In many countries there is a clear need to improve access to treatment services. There are not enough clinicians to frequently monitor patients with clinical interviews, necessary to avoid costly emergency care and other crisis events. In addition, clinicians have limited time for each patient and patients do not always live in a short distance from their mental health service providers. Although Artificial Intelligence (AI) cannot simulate emotional intelligence and perception - a unique aspect of psychiatry - it could be an effective way to breach the gap between limited access and treatment time. It could also provide faster and more accurate diagnoses and enables clinicians to monitor their patients remotely and thus alert them on issues which arise between appointments and improve treatment plans.
AI is already integrated in a small number of mental health apps, such as Woebot. Woebot, is a mood tracker and chatbot and combines IA and principles of Cognitive Behavioral Therapy (CBT). It teaches users how to process emotions. Woebot, now used in 130 countries, was presented at the eMEN seminar on October 9th 2018 in Dublin. Another e-mental health company, Silvercloud Health is also developing AI, in cooperation with Microsoft, to improve its CBT based programs. AI could accelerate their understanding of personalized mental health interventions as it deepens understanding of different types of engagement behaviours.

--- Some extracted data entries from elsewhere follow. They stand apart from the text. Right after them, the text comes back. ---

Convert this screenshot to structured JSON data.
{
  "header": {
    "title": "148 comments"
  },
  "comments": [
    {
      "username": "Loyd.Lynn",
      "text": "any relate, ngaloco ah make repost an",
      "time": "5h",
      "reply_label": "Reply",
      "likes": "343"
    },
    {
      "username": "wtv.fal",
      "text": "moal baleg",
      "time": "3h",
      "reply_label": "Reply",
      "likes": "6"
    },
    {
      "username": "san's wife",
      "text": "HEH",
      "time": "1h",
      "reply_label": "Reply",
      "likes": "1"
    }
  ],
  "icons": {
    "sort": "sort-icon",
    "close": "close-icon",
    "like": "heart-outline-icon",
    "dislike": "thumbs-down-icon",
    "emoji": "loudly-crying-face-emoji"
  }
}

However, experts estimate that it will probably take 5-10 years before AI technology is routinely used in clinics. In a Time magazine interview, Dr. John Torous, director of digital psychiatry at Beth Israel Deaconess Medical Centre in Boston, cautions that “artificial intelligence is only as strong as the data it’s trained on and mental health diagnostics have not been quantified well enough to program an algorithm”. Not everyone shares this opinion. In the same interview Dr. Henry Nasrallah, a psychiatrist at the University of Cincinnati Medical Centre, explains that speech and mental health are closely linked, “Talking in a monotone can be a sign of depression; fast speech can point to mania; and disjointed word choice can be connected to schizophrenia”. He emphasis that IA is not meant to replace human psychiatrist but that it can provide data and insights that will streamline treatment.

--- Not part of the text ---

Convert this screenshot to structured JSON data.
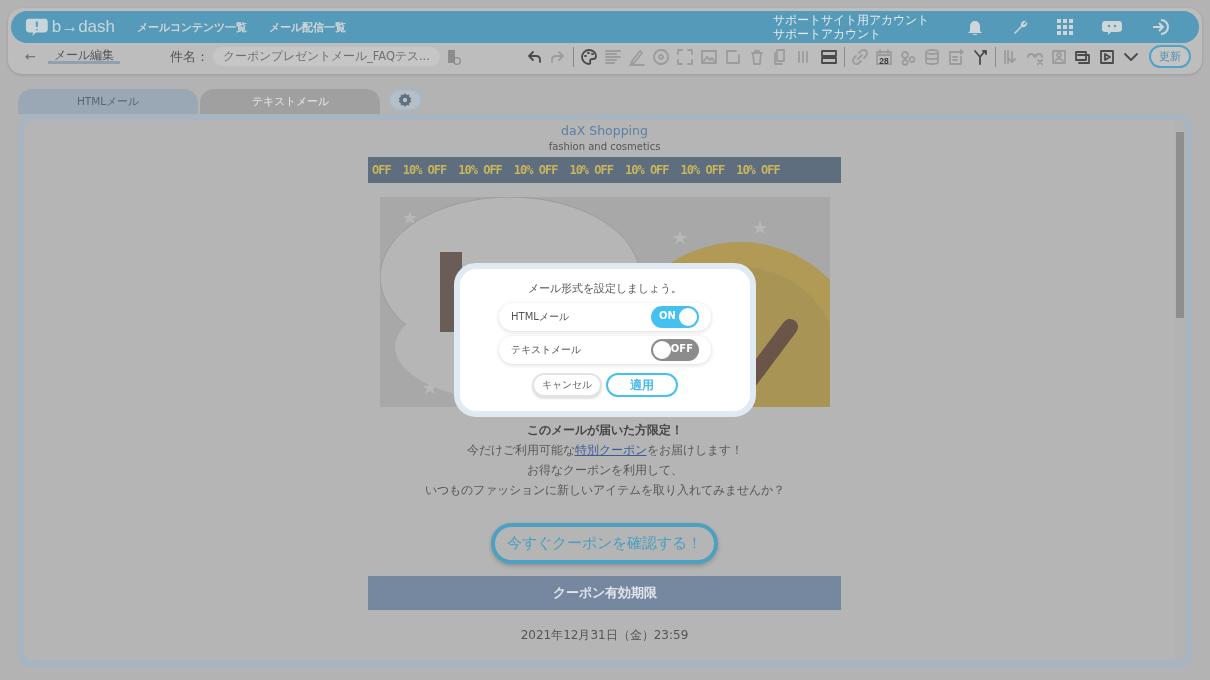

The eMEN project is following developments in the field of AI as this technology will be integrated in future (e)-mental health services. It will be crucial to also monitor the potential risks associated with the use of AI; these include possible:
- patient injury or other health care problems resulting from AI errors – if AI systems become widespread, an error in one AI system might injure thousands of patients
- risk of error due to fragmentation of health data across many different systems – training AI systems requires large amounts of data; fragmentation decreases the comprehensiveness of datasets
- privacy violations as AI creates incentives for developers to create large datasets from many patients – the algorithm can also predict, as is often the goal, private information about patients without ever receiving that information
- bias and inequality; for example, if most data comes from academic medical centres, AI systems will know less about patients that do not visit these centres; fewer resources could be allocated to patients which are considered less profitable for health systems
- decrease of human knowledge and capacity over time, which will make it difficult to find and correct AI errors and improve medical knowledge; some medical specialities, such as radiology, are likely to become fully automated.
It is therefore important to develop good government oversight of AI system quality in order to mitigate the risks mentioned above. This is one of the reasons that the eMEN project has developed a policy recommendation for the implementation of e-mental health.